Die Posaune ist ein sprödes Instrument. Gerade darin liegt ihr Reiz. Wer sich gegen ihre Schwerfälligkeit mit Virtuosität zur Wehr setzt, verdient Bewunderung. Im Jazz hat sie von Anfang an eine wichtige Rolle gespielt. Im traditionellen Jazz von New Orleans klang sie oft wie der ältere Bruder der vorlauten Trompete, der sich bescheiden und weise im Hintergrund hält, um gelegentlich seine Meinung kund zu tun. Die großen Posaunisten und erst recht die Erneuerer der Spieltechniken auf diesem Instrument lassen sich mühelos herzählen. Einen besonderen Reiz entwickeln Posaunen (wie auch andere Blasinstrumente), wenn sie als Chor auftreten. In Big Bands ist das gelegentlich der Fall. Aber ab und zu dürfen sie sogar den Hauptpart spielen. So bei der Combo Trombonefire. Gleich vier Posaunisten haben da zusammengefunden: Johannes Herrlich, Adrian Mears, Hermann Breuer und der Bassposaunist Eberhard Budziat. Dazu kommen Walter Lang am Piano, Thomas Stabenow am Kontrabass und Dejan Terzic am Schlagzeug.

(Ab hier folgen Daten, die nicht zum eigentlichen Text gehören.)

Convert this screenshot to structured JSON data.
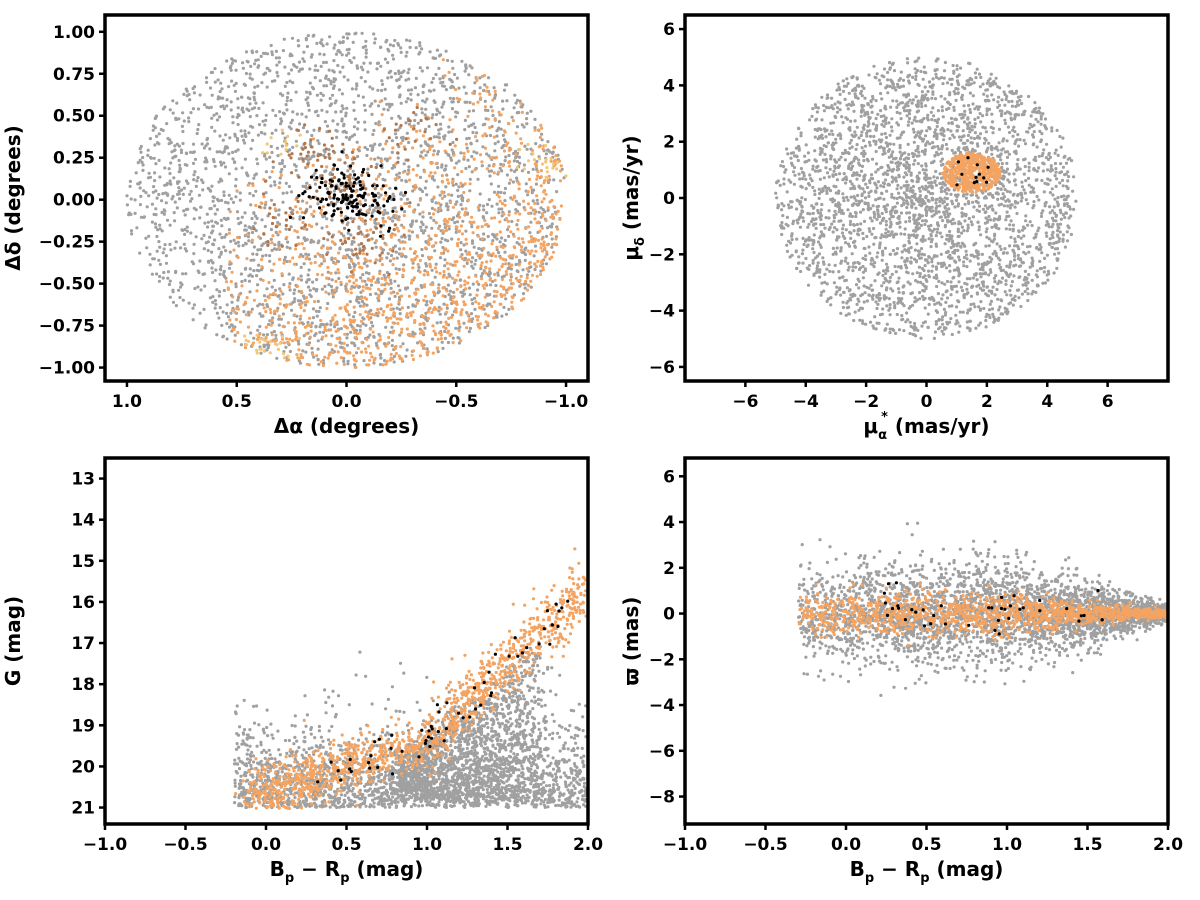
{
  "colors": {
    "field": "#a0a0a0",
    "members": "#f4a462",
    "brown_group": "#b07850",
    "gold_group": "#f2c878",
    "core": "#000000"
  },
  "chart_data": [
    {
      "type": "scatter",
      "id": "sky",
      "xlabel": "Δα (degrees)",
      "ylabel": "Δδ (degrees)",
      "xlim": [
        1.1,
        -1.1
      ],
      "ylim": [
        -1.08,
        1.1
      ],
      "x_inverted": true,
      "xticks": [
        1.0,
        0.5,
        0.0,
        -0.5,
        -1.0
      ],
      "xtick_labels": [
        "1.0",
        "0.5",
        "0.0",
        "−0.5",
        "−1.0"
      ],
      "yticks": [
        1.0,
        0.75,
        0.5,
        0.25,
        0.0,
        -0.25,
        -0.5,
        -0.75,
        -1.0
      ],
      "ytick_labels": [
        "1.00",
        "0.75",
        "0.50",
        "0.25",
        "0.00",
        "−0.25",
        "−0.50",
        "−0.75",
        "−1.00"
      ],
      "grid": false,
      "series": [
        {
          "role": "field",
          "color": "#a0a0a0",
          "count": 2600,
          "distribution": "uniform disk radius 1.0 centered (0,0)"
        },
        {
          "role": "members",
          "color": "#f4a462",
          "count": 1100,
          "distribution": "southwest crescent, x in [-1.0, 0.5], y in [-1.0, 0.2]"
        },
        {
          "role": "brown_group",
          "color": "#b07850",
          "count": 180,
          "distribution": "patches near (0.0, 0.1), (-0.3, 0.4), (0.3, -0.1)"
        },
        {
          "role": "gold_group",
          "color": "#f2c878",
          "count": 60,
          "distribution": "patches near (0.35, -0.9), (-0.9, 0.2)"
        },
        {
          "role": "core",
          "color": "#000000",
          "count": 150,
          "distribution": "cluster near (0.0, 0.0), spread 0.15"
        }
      ]
    },
    {
      "type": "scatter",
      "id": "proper_motion",
      "xlabel": "μ",
      "xlabel_sub": "α",
      "xlabel_sup": "*",
      "xlabel_units": " (mas/yr)",
      "ylabel": "μ",
      "ylabel_sub": "δ",
      "ylabel_units": " (mas/yr)",
      "xlim": [
        -8,
        8
      ],
      "ylim": [
        -6.5,
        6.5
      ],
      "xticks": [
        -6,
        -4,
        -2,
        0,
        2,
        4,
        6
      ],
      "xtick_labels": [
        "−6",
        "−4",
        "−2",
        "0",
        "2",
        "4",
        "6"
      ],
      "yticks": [
        6,
        4,
        2,
        0,
        -2,
        -4,
        -6
      ],
      "ytick_labels": [
        "6",
        "4",
        "2",
        "0",
        "−2",
        "−4",
        "−6"
      ],
      "grid": false,
      "series": [
        {
          "role": "field",
          "color": "#a0a0a0",
          "count": 3000,
          "distribution": "disk radius 5 centered (0,0), denser toward (1.5,1)"
        },
        {
          "role": "members",
          "color": "#f4a462",
          "count": 500,
          "distribution": "clump centered (1.5, 0.9), radius 0.9"
        },
        {
          "role": "core",
          "color": "#000000",
          "count": 12,
          "distribution": "inside member clump"
        }
      ]
    },
    {
      "type": "scatter",
      "id": "cmd",
      "xlabel": "B",
      "xlabel_sub1": "p",
      "xlabel_mid": " − R",
      "xlabel_sub2": "p",
      "xlabel_units": " (mag)",
      "ylabel": "G (mag)",
      "xlim": [
        -1.0,
        2.0
      ],
      "ylim": [
        21.4,
        12.5
      ],
      "y_inverted": true,
      "xticks": [
        -1.0,
        -0.5,
        0.0,
        0.5,
        1.0,
        1.5,
        2.0
      ],
      "xtick_labels": [
        "−1.0",
        "−0.5",
        "0.0",
        "0.5",
        "1.0",
        "1.5",
        "2.0"
      ],
      "yticks": [
        21,
        20,
        19,
        18,
        17,
        16,
        15,
        14,
        13
      ],
      "ytick_labels": [
        "21",
        "20",
        "19",
        "18",
        "17",
        "16",
        "15",
        "14",
        "13"
      ],
      "grid": false,
      "series": [
        {
          "role": "field",
          "color": "#a0a0a0",
          "count": 3400,
          "distribution": "G 18-21 broad colour 0-2, plus band G 17-19 colour 0.8-1.6"
        },
        {
          "role": "members",
          "color": "#f4a462",
          "count": 1200,
          "distribution": "sequence from (0.2, 20.5) to (1.0, 19.5) curving down to (2.0, 15.7)"
        },
        {
          "role": "core",
          "color": "#000000",
          "count": 60,
          "distribution": "along sequence"
        }
      ]
    },
    {
      "type": "scatter",
      "id": "parallax",
      "xlabel": "B",
      "xlabel_sub1": "p",
      "xlabel_mid": " − R",
      "xlabel_sub2": "p",
      "xlabel_units": " (mag)",
      "ylabel": "ϖ (mas)",
      "xlim": [
        -1.0,
        2.0
      ],
      "ylim": [
        -9.2,
        6.8
      ],
      "xticks": [
        -1.0,
        -0.5,
        0.0,
        0.5,
        1.0,
        1.5,
        2.0
      ],
      "xtick_labels": [
        "−1.0",
        "−0.5",
        "0.0",
        "0.5",
        "1.0",
        "1.5",
        "2.0"
      ],
      "yticks": [
        6,
        4,
        2,
        0,
        -2,
        -4,
        -6,
        -8
      ],
      "ytick_labels": [
        "6",
        "4",
        "2",
        "0",
        "−2",
        "−4",
        "−6",
        "−8"
      ],
      "grid": false,
      "series": [
        {
          "role": "field",
          "color": "#a0a0a0",
          "count": 3200,
          "distribution": "centered on 0, spread ~1.2 narrowing to ~0.3 at colour 2.0"
        },
        {
          "role": "members",
          "color": "#f4a462",
          "count": 1300,
          "distribution": "centered on 0, spread ~0.5, narrowing at red colours"
        },
        {
          "role": "core",
          "color": "#000000",
          "count": 40,
          "distribution": "near 0"
        }
      ]
    }
  ]
}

Auf ihrer CD different moods spielt Trombonefire eigene Kompositionen und ein Medley aus Gershwins Porgy And Bess. Die Gruppenmitglieder bekommen reichlich Gelegenheit, sich mit Soli zu produzieren, die mit dem Gruppenarrangements kontrastieren. Und wir genießen den ruhigen, getragenen Klang der gestopften Posaunen oder die swingend oder funky auftrumpfenden Dialoge.
Thomas Rothschild
Trombonefire:
different moods. Laika 3510181.2.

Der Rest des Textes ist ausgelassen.